We want to develop reusable, common components and capabilities for use both across our PPS services and the wider system. In the future, these will offer a joined-up experience for users and be the building blocks for the health system to deliver a reimagined end-to-end digital prevention journey.

Given our growth and our vision for reuse and end-to-end integration, we needed to make sure all our teams were aligned and contributing to our strategy. We also wanted to reduce unnecessary duplication and identify opportunities for deeper collaboration.

What we did

Mini workshops with each team

We ran a series of mini workshops with each team to map the capabilities and components that each service is developing that contribute against our PPS end-to-end journey. We also asked attendees to map the capabilities that they are reusing that exist elsewhere in NHSE (such as Cohorting as a Service, or the Patient Data Manager) and the wider system (like local population health management capability or face-to-face services).

Creating our service map

We have brought together the conversations from our mini workshops to create a map of the PPS journey with all the different capabilities our services are delivering now. The details of what each team is doing for each capability is clearly distinguished on the map alongside where capabilities beyond PPS were being used. This allows us to identify overlap and opportunities for collaboration.

Large diagram titled "PPS journey" showing a complex service pathway across six stages: "Consider action", "Understand risks", "Find support", "Take action", and "Maintain health", with "Service stages" labels at the top and bottom. The journey is organised in horizontal lanes under "the change we want to see", with rows labelled for different perspectives including "Citizen", "Priority for now", and "Future opportunities".
Service map of the PPS journey

Bringing teams together around our service map

During our last PPS quarterly planning day, we ran a speed-dating session around the service map. People were invited to review the map and identify topics for discussion that spanned across teams. The idea was to support joining up across teams and we encouraged teams to take away actions to continue collaboration beyond the session.

What next

The service map we’ve developed is a good articulation of the current scope of work, areas of overlap and how our individual services will evolve next. As a result, we have noticed a significant increase in a more joined-up thinking across teams within PPS over the last few months.

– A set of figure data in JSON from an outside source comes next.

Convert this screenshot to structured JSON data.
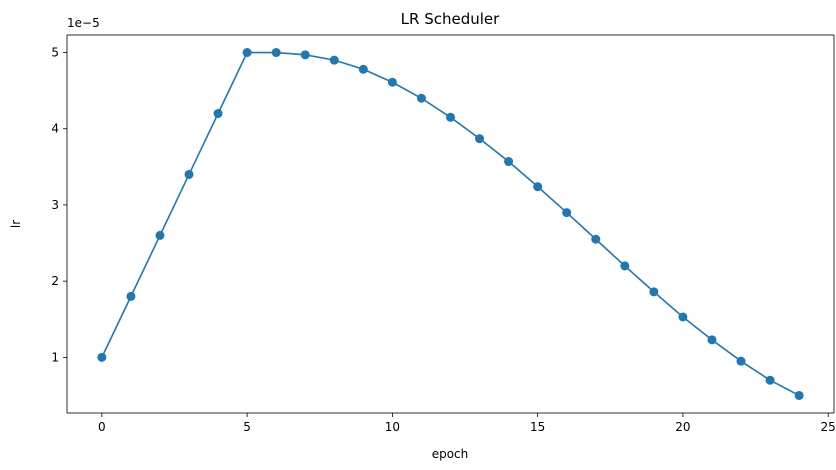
{
  "chart_data": {
    "type": "line",
    "title": "LR Scheduler",
    "xlabel": "epoch",
    "ylabel": "lr",
    "y_offset_text": "1e−5",
    "xlim": [
      -1.2,
      25.2
    ],
    "ylim": [
      0.27,
      5.23
    ],
    "x_ticks": [
      0,
      5,
      10,
      15,
      20,
      25
    ],
    "y_ticks": [
      1,
      2,
      3,
      4,
      5
    ],
    "grid": false,
    "marker": "circle",
    "color": "#1f77b4",
    "series": [
      {
        "x": [
          0,
          1,
          2,
          3,
          4,
          5,
          6,
          7,
          8,
          9,
          10,
          11,
          12,
          13,
          14,
          15,
          16,
          17,
          18,
          19,
          20,
          21,
          22,
          23,
          24
        ],
        "values": [
          1.0,
          1.8,
          2.6,
          3.4,
          4.2,
          5.0,
          5.0,
          4.97,
          4.9,
          4.78,
          4.61,
          4.4,
          4.15,
          3.87,
          3.57,
          3.24,
          2.9,
          2.55,
          2.2,
          1.86,
          1.53,
          1.23,
          0.95,
          0.7,
          0.5
        ]
      }
    ]
  }
}
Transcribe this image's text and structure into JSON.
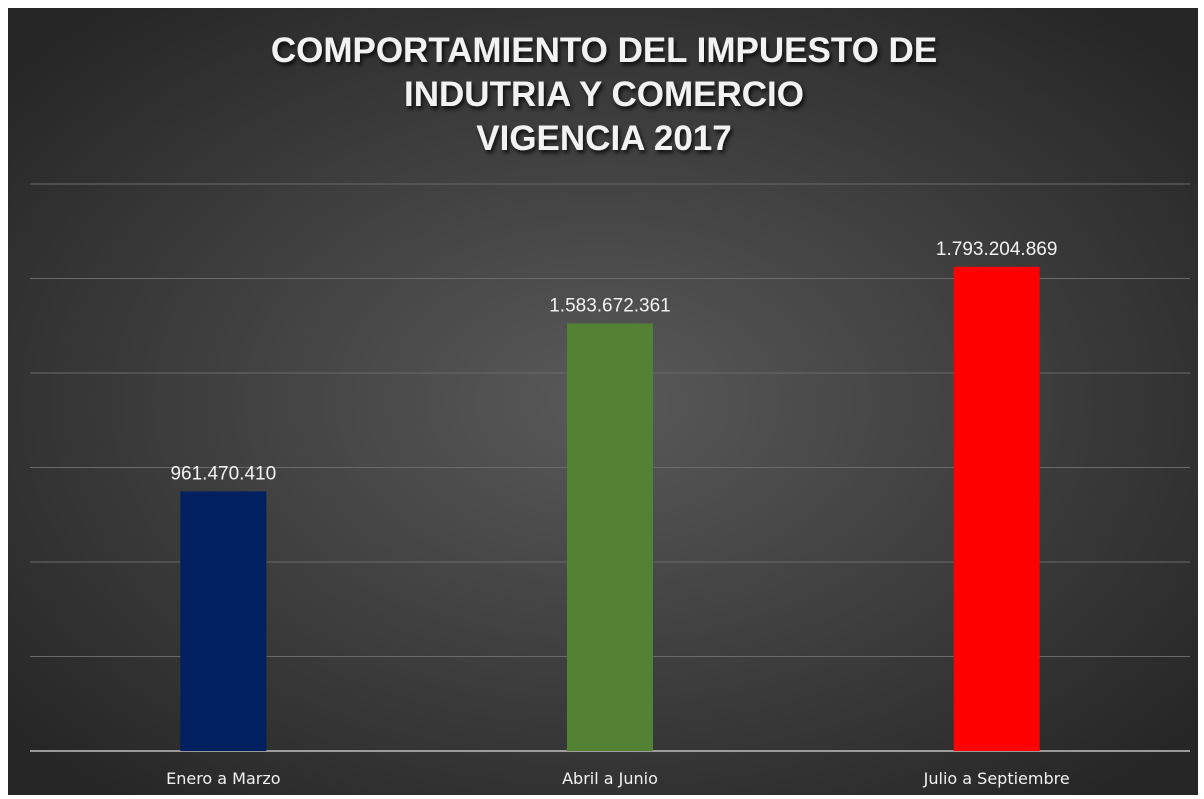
{
  "chart_data": {
    "type": "bar",
    "title": [
      "COMPORTAMIENTO DEL IMPUESTO DE",
      "INDUTRIA Y COMERCIO",
      "VIGENCIA 2017"
    ],
    "categories": [
      "Enero a Marzo",
      "Abril a Junio",
      "Julio a Septiembre"
    ],
    "values": [
      961470410,
      1583672361,
      1793204869
    ],
    "value_labels": [
      "961.470.410",
      "1.583.672.361",
      "1.793.204.869"
    ],
    "colors": [
      "#002060",
      "#548235",
      "#ff0000"
    ],
    "ylim": [
      0,
      2100000000
    ],
    "yticks": [
      0,
      350000000,
      700000000,
      1050000000,
      1400000000,
      1750000000,
      2100000000
    ],
    "grid": true
  }
}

Next, we need to work more across teams to identify priority opportunities to join up our services for an end-to-end digital prevention journey, led by what we are learning through research and testing with our users. For example, where NHS Health Check online, which currently helps people understand their health risks, could integrate with the Help to Stay Healthy and AI Health Coach capabilities to support people to build healthy habits.

To help with this work, we have been looking at the technical components within our existing services to understand the opportunities for reuse within our strategic priorities. For example, we are understanding the effort it would take to reuse our current blood pressure capture capability from NHS Health Check online as part of a stand-alone journey for blood sampling case finding or a different health assessment journey. Understanding this effort will help us plan and prioritise our roadmap.

In articulating our PPS capabilities, we are seeing crossover with wider DPSP, particularly the digital vaccinations team’s development of a Service Stages Framework. We are continuing to share learnings across our teams to consider opportunities to further develop this work.